Let me take the unseemly step of commencing a review of another author’s work by offering several paragraphs from my own book Cannibals and Christians, published in 1965.

The people who were most American by birth, and who had the most to do with managing America, gave themselves a literature which had the least to say about the real phenomena of American life, most particularly the accelerated rate, the awful rate, of growth and anomaly through all of society. That sort of literature and that sort of attempt to explain America was left to the sons of immigrants who, if they were vigorous enough, and fortunate enough to be educated, now had the opportunity to see that America was a phenomenon never before described, indeed, never before visible in the record of history. There was something going on in American life which was either grand or horrible or both, but it was going on—at a dizzy rate—and the future glory or doom of the world was not necessarily divorced from it…

No American writer succeeded, however, in doing the single great work that would clarify a nation’s vision of itself as Tolstoy had done perhaps with War and Peace or with Anna Karenina and Stendhal with The Red and the Black, no one novel came along which was grand and daring and comprehensive and detailed, able to give sustenance to the adventurer and merriment to the rich, leave compassion in the icechambers of the upper class and energy as alms for the poor.
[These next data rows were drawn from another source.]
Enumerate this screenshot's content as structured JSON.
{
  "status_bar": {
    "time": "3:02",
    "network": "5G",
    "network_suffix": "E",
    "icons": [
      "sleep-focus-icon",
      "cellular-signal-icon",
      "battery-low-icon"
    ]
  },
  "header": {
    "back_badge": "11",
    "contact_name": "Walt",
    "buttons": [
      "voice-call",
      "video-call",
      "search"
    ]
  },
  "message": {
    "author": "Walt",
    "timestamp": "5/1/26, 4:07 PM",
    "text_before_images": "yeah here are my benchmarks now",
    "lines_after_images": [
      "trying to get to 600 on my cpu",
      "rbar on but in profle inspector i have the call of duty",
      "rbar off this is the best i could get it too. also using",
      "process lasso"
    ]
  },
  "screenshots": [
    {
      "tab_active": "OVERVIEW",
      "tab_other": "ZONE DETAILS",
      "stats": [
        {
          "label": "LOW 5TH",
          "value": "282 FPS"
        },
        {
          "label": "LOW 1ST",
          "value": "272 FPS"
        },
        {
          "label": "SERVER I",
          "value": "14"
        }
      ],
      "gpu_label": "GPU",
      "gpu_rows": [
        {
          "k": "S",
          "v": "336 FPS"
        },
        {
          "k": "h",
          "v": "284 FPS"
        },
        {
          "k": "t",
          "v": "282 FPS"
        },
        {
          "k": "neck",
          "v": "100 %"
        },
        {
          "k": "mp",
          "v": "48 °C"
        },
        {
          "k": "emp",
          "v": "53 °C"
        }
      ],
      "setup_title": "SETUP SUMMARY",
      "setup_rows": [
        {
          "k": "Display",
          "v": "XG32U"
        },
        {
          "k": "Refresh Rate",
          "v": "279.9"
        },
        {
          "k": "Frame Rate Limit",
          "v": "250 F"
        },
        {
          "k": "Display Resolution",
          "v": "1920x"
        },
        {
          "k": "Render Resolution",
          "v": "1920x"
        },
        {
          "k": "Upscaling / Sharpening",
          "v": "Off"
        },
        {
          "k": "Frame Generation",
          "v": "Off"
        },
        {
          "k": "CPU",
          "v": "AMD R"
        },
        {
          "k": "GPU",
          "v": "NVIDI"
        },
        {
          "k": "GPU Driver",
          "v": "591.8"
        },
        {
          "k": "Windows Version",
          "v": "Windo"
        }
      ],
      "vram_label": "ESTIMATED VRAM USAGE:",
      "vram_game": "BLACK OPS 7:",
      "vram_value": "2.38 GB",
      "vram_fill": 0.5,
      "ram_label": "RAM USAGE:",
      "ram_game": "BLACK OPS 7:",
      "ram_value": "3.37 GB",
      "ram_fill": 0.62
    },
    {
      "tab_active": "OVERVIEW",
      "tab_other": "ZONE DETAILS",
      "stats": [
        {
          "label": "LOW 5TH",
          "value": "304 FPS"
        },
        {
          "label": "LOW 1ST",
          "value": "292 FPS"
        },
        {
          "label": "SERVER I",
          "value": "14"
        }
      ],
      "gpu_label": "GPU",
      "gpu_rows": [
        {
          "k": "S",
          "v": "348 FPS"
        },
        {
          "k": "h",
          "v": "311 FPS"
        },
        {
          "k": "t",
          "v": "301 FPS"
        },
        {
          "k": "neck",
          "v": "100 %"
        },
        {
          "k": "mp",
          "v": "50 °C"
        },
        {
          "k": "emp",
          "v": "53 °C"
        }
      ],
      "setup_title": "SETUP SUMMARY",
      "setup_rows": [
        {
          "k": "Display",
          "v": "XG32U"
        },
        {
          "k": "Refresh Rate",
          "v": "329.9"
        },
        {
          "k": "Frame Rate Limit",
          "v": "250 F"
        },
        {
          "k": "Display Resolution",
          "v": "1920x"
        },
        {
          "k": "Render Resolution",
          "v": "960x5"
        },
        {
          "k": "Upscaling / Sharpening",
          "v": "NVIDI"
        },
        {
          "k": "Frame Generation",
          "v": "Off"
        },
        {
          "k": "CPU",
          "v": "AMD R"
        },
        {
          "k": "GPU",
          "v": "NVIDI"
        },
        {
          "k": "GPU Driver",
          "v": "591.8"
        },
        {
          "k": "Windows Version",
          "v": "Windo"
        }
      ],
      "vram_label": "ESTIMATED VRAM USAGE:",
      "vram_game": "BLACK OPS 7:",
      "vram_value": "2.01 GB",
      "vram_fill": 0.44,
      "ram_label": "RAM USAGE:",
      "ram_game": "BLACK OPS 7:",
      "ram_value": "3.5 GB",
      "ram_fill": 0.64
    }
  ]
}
Dreiser came as close as any, and never got close at all, for he could not capture the moment, and no country in history has lived perhaps so much for the moment as America. After his heroic failure, American literature was isolated—it was necessary to give courses in American literature to Americans. [Otherwise] it was not quite vital to them. It did not save their lives, make them more ambitious, more moral, more tormented, more audacious, more ready for love, more ready for war, for charity, or for invention. No, it tended to puzzle them…. The American novel gave up any desire to be a creation equal to the phenomenon of the country itself. It settled for being a metaphor. Which is to say that each separate author made a separate peace. He would no longer try to capture America, he would merely try to give life to some microcosm of American life, some metaphor. The vision would be partial, determinedly so. One must not try to save. Not souls, and not the nation. The country be damned. Let it take care of itself.

And of course the country did. Just that. It grew by itself. Like a weed and a monster and a beauty and a pig. And the task of explaining America was taken over by Luce magazines.